Contents
- Key Terminology
- TreeNode Definition
- BST Property
- DFS Traversals — Inorder, Preorder, Postorder
- Level-Order Traversal (BFS)
- Complexity
- Root — the topmost node with no parent.
- Leaf — a node with no children.
- Height — longest path from root to a leaf (edges). A single-node tree has height 0.
- Depth — distance from root to a given node.
- Balanced tree — the height difference between left and right subtrees of every node is at most 1 (e.g., AVL, Red-Black trees).
- Complete binary tree — all levels fully filled except possibly the last, filled from left to right.
- Full binary tree — every node has 0 or 2 children.
- Perfect binary tree — all internal nodes have 2 children and all leaves are at the same level.
LeetCode uses this standard definition for binary tree nodes:
public class TreeNode {
int val;
TreeNode left;
TreeNode right;
TreeNode() {}
TreeNode(int val) { this.val = val; }
TreeNode(int val, TreeNode left, TreeNode right) {
this.val = val;
this.left = left;
this.right = right;
}
}
A Binary Search Tree (BST) maintains the invariant: for every node n,
all values in the left subtree are < n.val and all values in the
right subtree are > n.val.
- Search, insert, and delete: O(h) where h is height.
- Balanced BST: O(log n). Degenerate (sorted input): O(n).
- Inorder traversal of a BST produces sorted output.
DFS traversals differ only in when the current node is processed relative to its subtrees:
- Inorder (Left → Node → Right) — gives sorted output for BST.
- Preorder (Node → Left → Right) — useful for serializing/copying a tree.
- Postorder (Left → Right → Node) — useful when you need to process children before parent (e.g., deleting a tree).

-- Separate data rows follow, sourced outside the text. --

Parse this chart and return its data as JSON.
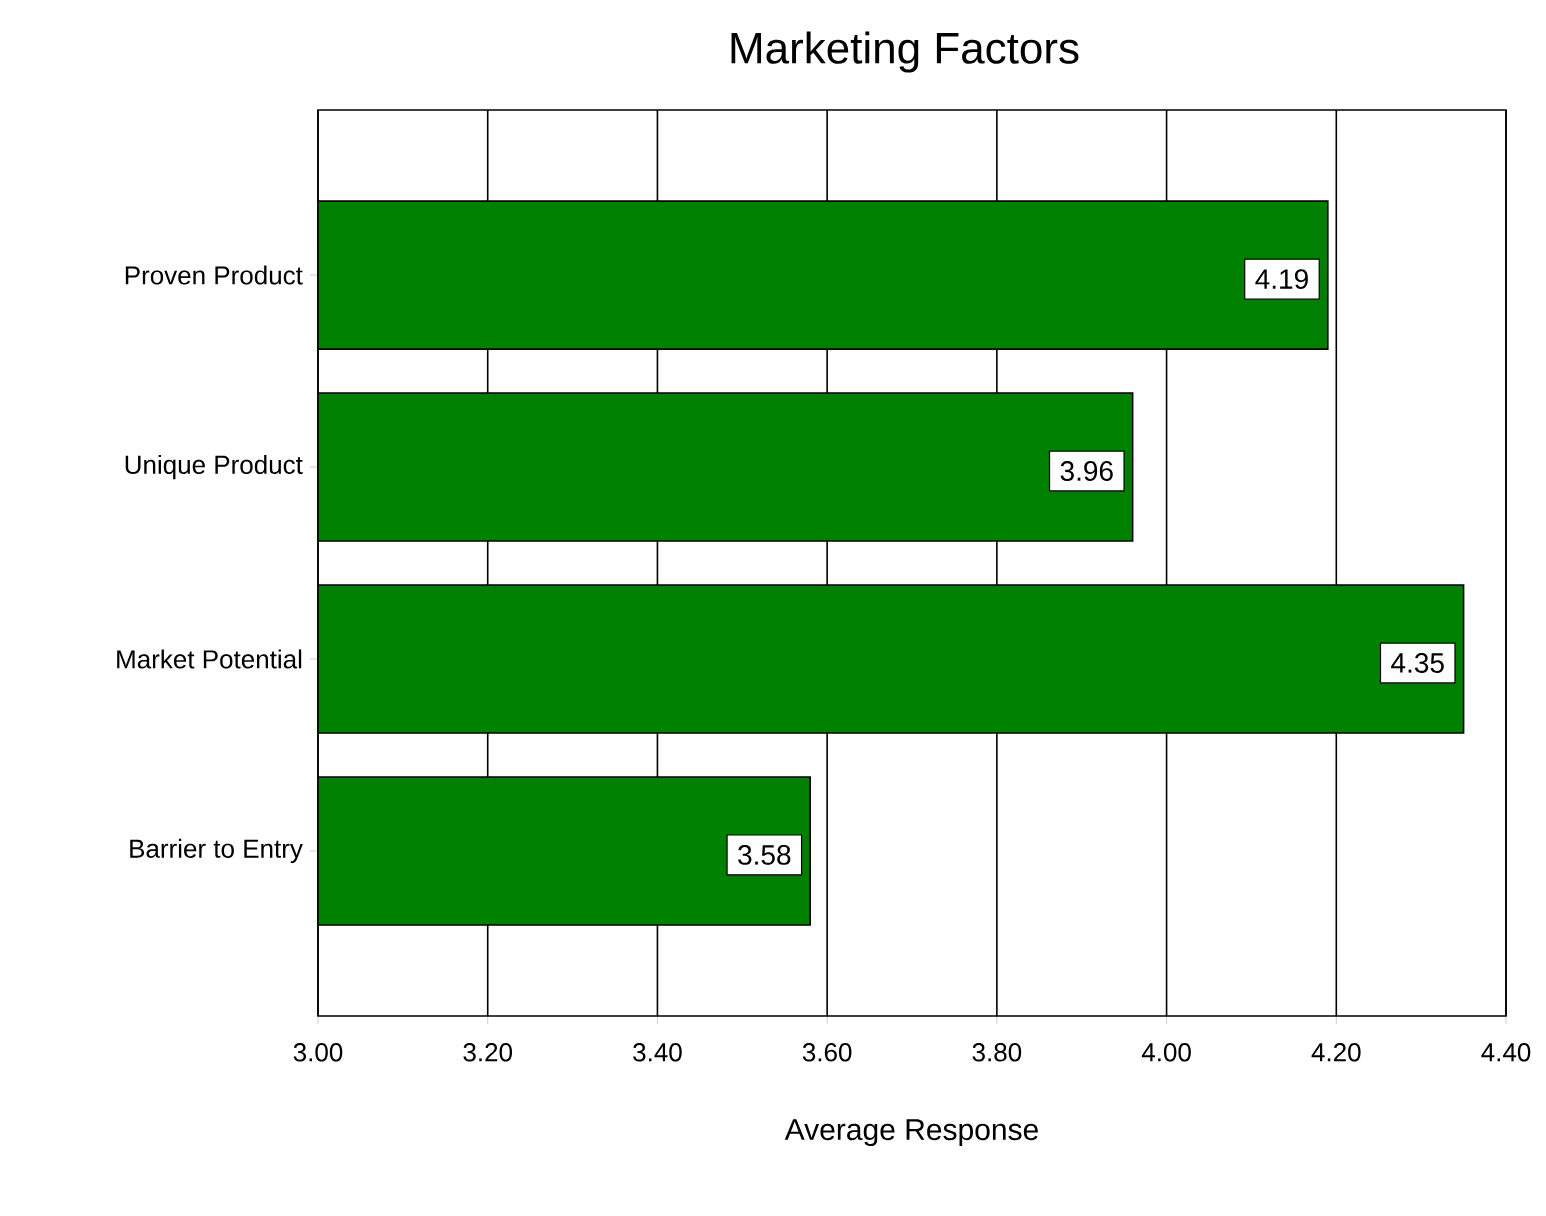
{
  "chart_data": {
    "type": "bar",
    "orientation": "horizontal",
    "title": "Marketing Factors",
    "xlabel": "Average Response",
    "categories": [
      "Proven Product",
      "Unique Product",
      "Market Potential",
      "Barrier to Entry"
    ],
    "values": [
      4.19,
      3.96,
      4.35,
      3.58
    ],
    "color": "#008000",
    "xlim": [
      3.0,
      4.4
    ],
    "xticks": [
      {
        "value": 3.0,
        "label": "3.00"
      },
      {
        "value": 3.2,
        "label": "3.20"
      },
      {
        "value": 3.4,
        "label": "3.40"
      },
      {
        "value": 3.6,
        "label": "3.60"
      },
      {
        "value": 3.8,
        "label": "3.80"
      },
      {
        "value": 4.0,
        "label": "4.00"
      },
      {
        "value": 4.2,
        "label": "4.20"
      },
      {
        "value": 4.4,
        "label": "4.40"
      }
    ],
    "grid": "x",
    "data_labels": true
  }
}
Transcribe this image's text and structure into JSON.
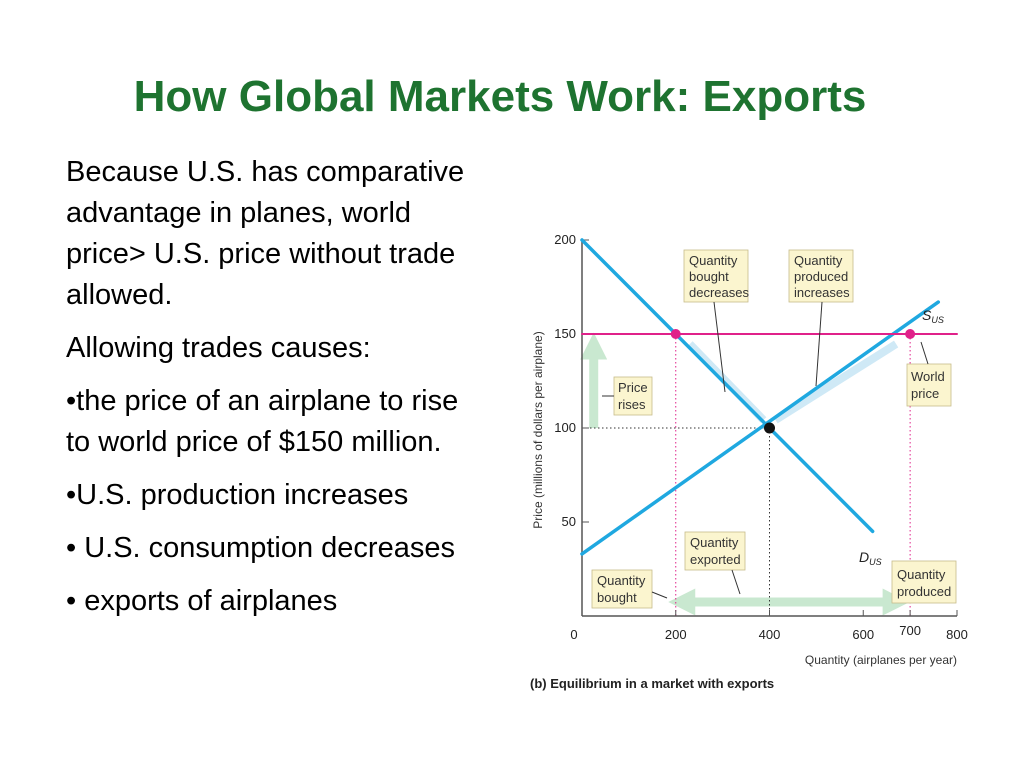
{
  "slide": {
    "title": "How Global Markets Work: Exports",
    "paragraphs": [
      "Because U.S. has comparative advantage in planes, world price> U.S. price without trade allowed.",
      "Allowing trades causes:",
      "•the price of an airplane to rise to world price of $150 million.",
      "•U.S. production increases",
      "• U.S. consumption decreases",
      "• exports of airplanes"
    ]
  },
  "colors": {
    "title": "#1e7330",
    "curves": "#1fa8e0",
    "world_price": "#e0218a",
    "arrows": "#c9e8d0",
    "label_box": "#fbf5cf"
  },
  "chart_data": {
    "type": "line",
    "xlabel": "Quantity (airplanes per year)",
    "ylabel": "Price (millions of dollars per airplane)",
    "caption": "(b) Equilibrium in a market with exports",
    "xlim": [
      0,
      800
    ],
    "ylim": [
      0,
      200
    ],
    "x_ticks": [
      0,
      200,
      400,
      600,
      700,
      800
    ],
    "y_ticks": [
      50,
      100,
      150,
      200
    ],
    "highlight_ticks": {
      "x": [
        200,
        700
      ],
      "y": [
        150
      ]
    },
    "series": [
      {
        "name": "D",
        "subscript": "US",
        "x": [
          0,
          620
        ],
        "y": [
          200,
          45
        ]
      },
      {
        "name": "S",
        "subscript": "US",
        "x": [
          0,
          760
        ],
        "y": [
          33,
          167
        ]
      },
      {
        "name": "World price",
        "x": [
          0,
          800
        ],
        "y": [
          150,
          150
        ]
      }
    ],
    "points": [
      {
        "x": 400,
        "y": 100,
        "role": "no-trade equilibrium"
      },
      {
        "x": 200,
        "y": 150,
        "role": "quantity bought"
      },
      {
        "x": 700,
        "y": 150,
        "role": "quantity produced"
      }
    ],
    "annotations": [
      "Quantity bought decreases",
      "Quantity produced increases",
      "World price",
      "Price rises",
      "Quantity exported",
      "Quantity bought",
      "Quantity produced"
    ]
  }
}
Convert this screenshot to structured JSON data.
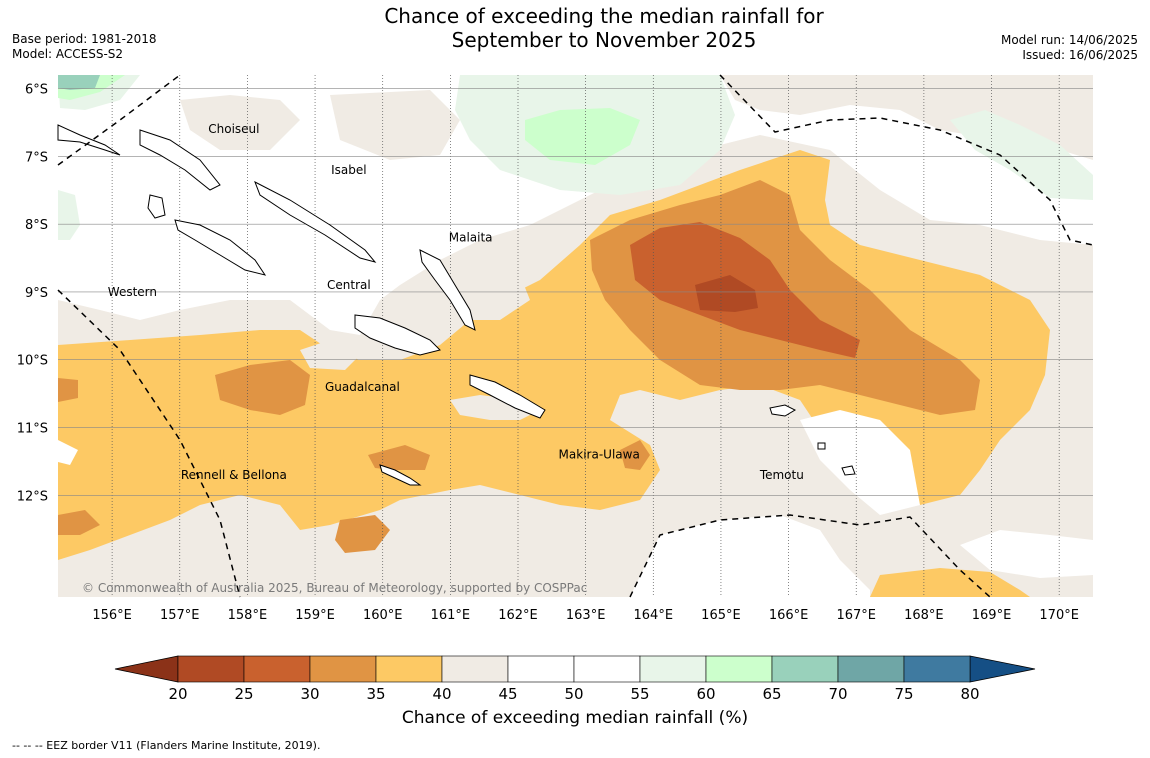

// Recursive DFS — all three traversals
void inorder(TreeNode root, List<Integer> result) {
if (root == null) return;
inorder(root.left, result); // left
result.add(root.val); // node
inorder(root.right, result); // right
}
void preorder(TreeNode root, List<Integer> result) {
if (root == null) return;
result.add(root.val); // node
preorder(root.left, result); // left
preorder(root.right, result); // right
}
void postorder(TreeNode root, List<Integer> result) {
if (root == null) return;
postorder(root.left, result); // left
postorder(root.right, result); // right
result.add(root.val); // node
}
Iterative inorder using an explicit stack:
List<Integer> inorderIterative(TreeNode root) {
List<Integer> result = new ArrayList<>();
Deque<TreeNode> stack = new ArrayDeque<>();
TreeNode curr = root;
while (curr != null || !stack.isEmpty()) {
while (curr != null) { // go as far left as possible
stack.push(curr);
curr = curr.left;
}
curr = stack.pop(); // process node
result.add(curr.val);
curr = curr.right; // move to right subtree
}
return result;
}
Level-order traversal visits nodes level by level using a Queue.
This is the basis for most tree problems that ask for "level-by-level" results.
List<List<Integer>> levelOrder(TreeNode root) {
List<List<Integer>> result = new ArrayList<>();
if (root == null) return result;
Queue<TreeNode> queue = new LinkedList<>();
queue.offer(root);
while (!queue.isEmpty()) {
int size = queue.size(); // number of nodes at current level
List<Integer> level = new ArrayList<>();
for (int i = 0; i < size; i++) {
TreeNode node = queue.poll();
level.add(node.val);
if (node.left != null) queue.offer(node.left);
if (node.right != null) queue.offer(node.right);
}
result.add(level);
}
return result;
}
The key insight: snapshot queue.size() at the start of each outer loop iteration. This tells you exactly how many nodes belong to the current level before you add the next level's nodes.
- Time: O(n) — every traversal visits each node exactly once.
- Space: O(h) — DFS recursion stack depth equals tree height h. Worst case O(n) for skewed tree, O(log n) for balanced.
- Space: O(n) — BFS queue can hold up to n/2 nodes at the widest level.